Fig. 1. Actin disruption delays cell cycle at G2/M transition in normal IMR-90 cells.

(A) The layout shows how the experiment was designed and performed. IMR-90 cells were synchronized with 2 mM double thymidine arrest. The cells were treated with 5 μM cytochalasin D (CD) or the solvent DMSO as a control at 5.5–6 h after the second release and were collected at each indicated time point after the second release. (B) CD-treated and CD-untreated control cells were immunostained with an antibody against α-tubulin as described in the Materials and Methods.
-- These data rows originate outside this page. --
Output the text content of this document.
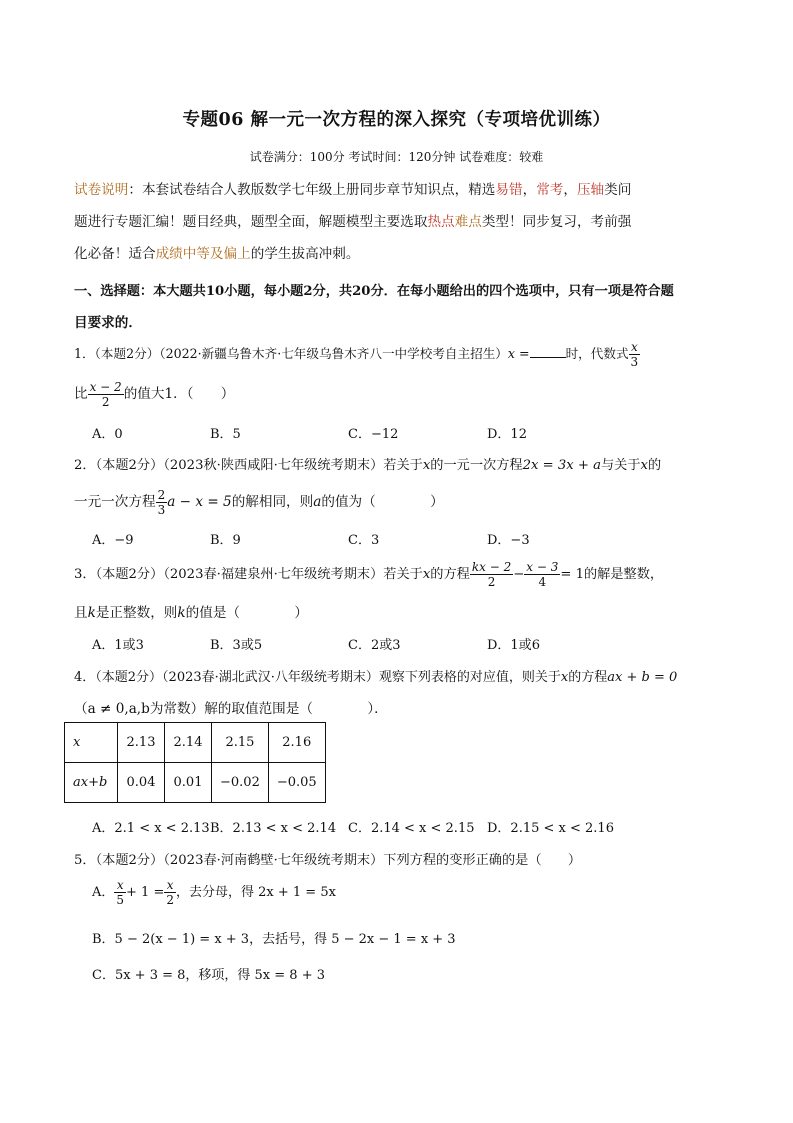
专题06 解一元一次方程的深入探究（专项培优训练）
试卷满分：100分 考试时间：120分钟 试卷难度：较难
试卷说明：本套试卷结合人教版数学七年级上册同步章节知识点，精选易错，常考，压轴类问
题进行专题汇编！题目经典，题型全面，解题模型主要选取热点难点类型！同步复习，考前强
化必备！适合成绩中等及偏上的学生拔高冲刺。
一、选择题：本大题共10小题，每小题2分，共20分．在每小题给出的四个选项中，只有一项是符合题
目要求的．
1．（本题2分）（2022·新疆乌鲁木齐·七年级乌鲁木齐八一中学校考自主招生）x =	时，代数式 $\frac{x}{3}$
比 $\frac{x - 2}{2}$ 的值大1．（　　）
A．0	B．5	C．−12	D．12
2．（本题2分）（2023秋·陕西咸阳·七年级统考期末）若关于x的一元一次方程2x = 3x + a与关于x的
一元一次方程 $\frac{2}{3}$ a − x = 5的解相同，则a的值为（　　　　）
A．−9	B．9	C．3	D．−3
3．（本题2分）（2023春·福建泉州·七年级统考期末）若关于x的方程 $\frac{kx - 2}{2} - \frac{x - 3}{4} = 1$的解是整数，
且k是正整数，则k的值是（　　　　）
A．1或3	B．3或5	C．2或3	D．1或6
4．（本题2分）（2023春·湖北武汉·八年级统考期末）观察下列表格的对应值，则关于x的方程ax + b = 0
（a ≠ 0,a,b为常数）解的取值范围是（　　　　）．
x	2.13	2.14	2.15	2.16
ax+b	0.04	0.01	−0.02	−0.05
A．2.1 < x < 2.13 B．2.13 < x < 2.14 C．2.14 < x < 2.15 D．2.15 < x < 2.16
5．（本题2分）（2023春·河南鹤壁·七年级统考期末）下列方程的变形正确的是（　　）
A． $\frac{x}{5} + 1 = \frac{x}{2}$ ，去分母，得 2x + 1 = 5x
B．5 − 2(x − 1) = x + 3，去括号，得 5 − 2x − 1 = x + 3
C．5x + 3 = 8，移项，得 5x = 8 + 3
Nuclei were counterstained with DAPI. Scale bar, 50 μm. (C) Cells were fixed, stained with PI (10 μg/ml), and processed for flow cytometry. For each analysis, 10,000 cells were counted, and each fraction of cells with 2N and 4N DNA content is shown. (D) The cell lysate was resolved by 8% SDS-PAGE and blotted with anti-cyclin A and reprobed with anti-actin. (E) Histone extraction was performed as described in the “Materials and Methods”. The cytosolic fraction and histone fraction was resolved by 12% SDS-PAGE and blotted with p-Cdc2 (Tyr 15) and p-H3 Ser 10, respectively. Actin and histone H3 were used as loading controls.